The answer, of course, is tourism. However, if you ask who brought the tourists in, your answer would have to include Alverno alumna Megan Husband ’08.
Husband, who majored in Professional Communication at Alverno, is a convention sales manager for VISIT Milwaukee. The short story is that she helps the city land lucrative conferences and conventions, which fill hotels and bring in thousands of visitors to restaurants, museums and other attractions.
“I love what I do. No two days are alike,” says Husband who, for the past decade, has specifically focused on hosting religious groups, hobbyists, national associations and corporations in the greater Milwaukee area.
The longer story is the amount of work and time that Husband, in collaboration with colleagues at VISIT Milwaukee and around the city, logs in order to land those deals, which can be years in the making.

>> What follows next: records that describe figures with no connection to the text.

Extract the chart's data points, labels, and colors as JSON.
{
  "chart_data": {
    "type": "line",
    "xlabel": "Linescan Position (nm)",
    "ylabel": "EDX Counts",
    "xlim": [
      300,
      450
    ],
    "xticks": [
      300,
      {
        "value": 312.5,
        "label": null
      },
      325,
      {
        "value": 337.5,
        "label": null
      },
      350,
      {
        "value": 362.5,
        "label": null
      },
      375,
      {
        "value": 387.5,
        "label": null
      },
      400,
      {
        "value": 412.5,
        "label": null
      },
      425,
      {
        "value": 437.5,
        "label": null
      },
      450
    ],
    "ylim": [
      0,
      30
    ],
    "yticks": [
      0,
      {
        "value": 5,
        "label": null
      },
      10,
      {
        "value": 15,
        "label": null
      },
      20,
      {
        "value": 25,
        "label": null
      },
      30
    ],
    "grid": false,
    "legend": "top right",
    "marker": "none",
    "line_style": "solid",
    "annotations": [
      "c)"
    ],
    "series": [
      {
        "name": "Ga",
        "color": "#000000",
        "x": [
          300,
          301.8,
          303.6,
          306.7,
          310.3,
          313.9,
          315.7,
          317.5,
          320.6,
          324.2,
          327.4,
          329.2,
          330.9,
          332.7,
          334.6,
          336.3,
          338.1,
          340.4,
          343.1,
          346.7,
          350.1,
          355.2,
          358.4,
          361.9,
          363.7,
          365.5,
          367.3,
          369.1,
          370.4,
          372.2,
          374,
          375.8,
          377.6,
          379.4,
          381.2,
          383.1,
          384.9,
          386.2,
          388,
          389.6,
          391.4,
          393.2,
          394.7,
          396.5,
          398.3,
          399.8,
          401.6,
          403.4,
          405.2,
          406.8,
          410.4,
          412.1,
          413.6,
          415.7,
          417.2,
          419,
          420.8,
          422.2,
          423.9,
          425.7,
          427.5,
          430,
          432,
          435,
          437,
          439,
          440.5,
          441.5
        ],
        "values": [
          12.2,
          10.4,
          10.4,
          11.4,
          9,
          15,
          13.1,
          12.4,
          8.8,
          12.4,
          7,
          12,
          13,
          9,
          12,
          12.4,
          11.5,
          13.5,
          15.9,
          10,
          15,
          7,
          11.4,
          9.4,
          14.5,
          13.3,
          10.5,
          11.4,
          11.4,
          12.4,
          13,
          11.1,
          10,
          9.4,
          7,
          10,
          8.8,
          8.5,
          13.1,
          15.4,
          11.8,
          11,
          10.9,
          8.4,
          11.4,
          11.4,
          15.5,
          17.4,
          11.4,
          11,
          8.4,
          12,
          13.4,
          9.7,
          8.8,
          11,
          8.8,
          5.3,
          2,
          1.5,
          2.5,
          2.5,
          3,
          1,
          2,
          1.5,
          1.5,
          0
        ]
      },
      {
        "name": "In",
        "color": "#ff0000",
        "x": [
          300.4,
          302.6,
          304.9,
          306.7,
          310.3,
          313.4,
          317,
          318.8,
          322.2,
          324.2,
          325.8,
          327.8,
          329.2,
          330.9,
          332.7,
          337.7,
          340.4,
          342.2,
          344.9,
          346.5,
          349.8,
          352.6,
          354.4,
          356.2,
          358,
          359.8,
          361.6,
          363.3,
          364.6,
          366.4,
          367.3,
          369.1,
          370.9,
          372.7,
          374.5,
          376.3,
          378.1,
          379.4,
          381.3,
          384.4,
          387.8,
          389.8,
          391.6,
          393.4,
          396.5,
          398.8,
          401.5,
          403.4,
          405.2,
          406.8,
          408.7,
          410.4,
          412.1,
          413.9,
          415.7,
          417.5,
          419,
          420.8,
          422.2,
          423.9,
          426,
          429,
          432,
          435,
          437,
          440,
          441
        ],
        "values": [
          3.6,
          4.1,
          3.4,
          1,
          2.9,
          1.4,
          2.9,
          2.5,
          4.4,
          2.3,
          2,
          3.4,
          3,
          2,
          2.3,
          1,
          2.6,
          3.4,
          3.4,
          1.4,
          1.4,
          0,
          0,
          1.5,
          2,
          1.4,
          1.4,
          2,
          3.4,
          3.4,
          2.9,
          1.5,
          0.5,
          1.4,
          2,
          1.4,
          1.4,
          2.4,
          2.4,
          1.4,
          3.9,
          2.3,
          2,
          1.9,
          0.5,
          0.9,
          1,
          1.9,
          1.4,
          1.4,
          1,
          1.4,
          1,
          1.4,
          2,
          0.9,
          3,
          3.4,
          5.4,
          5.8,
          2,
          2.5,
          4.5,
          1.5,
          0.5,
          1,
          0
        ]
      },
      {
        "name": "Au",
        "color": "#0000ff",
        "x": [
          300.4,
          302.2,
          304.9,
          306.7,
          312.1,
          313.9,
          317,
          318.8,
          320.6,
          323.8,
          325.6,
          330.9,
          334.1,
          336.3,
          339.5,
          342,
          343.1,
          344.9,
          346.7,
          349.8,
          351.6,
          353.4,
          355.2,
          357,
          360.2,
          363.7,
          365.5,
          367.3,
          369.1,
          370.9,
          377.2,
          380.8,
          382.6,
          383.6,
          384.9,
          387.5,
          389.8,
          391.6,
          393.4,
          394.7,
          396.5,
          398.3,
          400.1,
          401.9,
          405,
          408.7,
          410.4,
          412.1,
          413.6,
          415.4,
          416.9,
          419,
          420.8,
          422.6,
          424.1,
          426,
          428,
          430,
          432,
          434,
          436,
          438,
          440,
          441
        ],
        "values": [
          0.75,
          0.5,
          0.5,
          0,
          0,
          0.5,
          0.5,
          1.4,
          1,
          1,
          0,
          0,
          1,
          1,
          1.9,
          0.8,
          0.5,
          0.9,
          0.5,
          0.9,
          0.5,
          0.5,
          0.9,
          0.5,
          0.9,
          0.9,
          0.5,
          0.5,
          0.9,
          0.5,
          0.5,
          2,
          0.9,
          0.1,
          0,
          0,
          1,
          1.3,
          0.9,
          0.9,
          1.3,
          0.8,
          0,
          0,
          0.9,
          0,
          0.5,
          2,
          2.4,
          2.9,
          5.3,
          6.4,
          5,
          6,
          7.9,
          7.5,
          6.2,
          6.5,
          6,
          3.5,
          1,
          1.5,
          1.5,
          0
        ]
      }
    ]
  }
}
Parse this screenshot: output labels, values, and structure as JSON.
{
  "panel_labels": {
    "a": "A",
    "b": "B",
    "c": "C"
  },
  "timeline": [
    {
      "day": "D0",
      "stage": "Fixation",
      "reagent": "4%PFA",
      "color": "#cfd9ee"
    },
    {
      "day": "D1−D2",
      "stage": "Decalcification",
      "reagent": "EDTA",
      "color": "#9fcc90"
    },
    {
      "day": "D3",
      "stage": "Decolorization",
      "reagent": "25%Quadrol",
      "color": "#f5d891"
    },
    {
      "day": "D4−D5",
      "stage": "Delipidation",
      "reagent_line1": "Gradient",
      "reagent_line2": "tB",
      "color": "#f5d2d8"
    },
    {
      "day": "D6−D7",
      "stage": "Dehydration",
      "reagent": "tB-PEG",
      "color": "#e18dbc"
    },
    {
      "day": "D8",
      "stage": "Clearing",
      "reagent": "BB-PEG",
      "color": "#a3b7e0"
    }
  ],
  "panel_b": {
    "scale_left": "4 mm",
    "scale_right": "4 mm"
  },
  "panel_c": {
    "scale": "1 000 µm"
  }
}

Take the 68th Women’s International Convention and Crusade, held in Milwaukee earlier this year. Approximately 10,000 women from a predominantly African-American congregation came to Milwaukee for their annual weeklong gathering. The event is estimated to have had a $12.5 million impact on the city.
“That took years of networking, multiple proposals and bids. That was a huge win for everyone involved,” says Husband, naming the conference as one of her most proud professional achievements.
The years of work include putting together a bid on behalf of the entire city. The bid must address the conference venue location, special rates that hotels can offer, the transportation options available, the amenities the city offers a large group, and how the city as a whole can cater to a group of hundreds or thousands of people. Negotiations involve countless moving parts and are subject to constant revision, and the result must be the very best that the city can do. Sound familiar?
“The bid process reminds me of how at Alverno, you can’t just submit a paper and be done. You have to revise it and make it the absolute best paper that you can,” she says. “That’s exactly how it is in the real world. When I submit a bid on behalf of the city, we have to put the city’s best foot forward.”
Submitting the bid isn’t the end, however. The next step is for the conference host to choose finalist cities, which then host site visits. For two to three days, Husband becomes the organization’s tour guide, charged with showing, not just telling, what makes Milwaukee stand out.
“Most people have absolutely no idea what Milwaukee has to offer,” she says. Alternatively, some out-of-towners may have an outdated memory or antiquated view of the city.
While Milwaukee and its residents grapple with economic and social challenges, Husband says visitors immediately notice the city’s vitality and witness the passion of the people and organizations working every day to make it a better place.
“Convention attendees are absolutely blown away,” says Husband. “Milwaukee is easily accessible, architecturally beautiful and vibrant. There is a real energy and passion for our city here. We’re not afraid to welcome people of all backgrounds and to be inclusive. Milwaukee is definitely a hidden gem that we want everyone to experience!”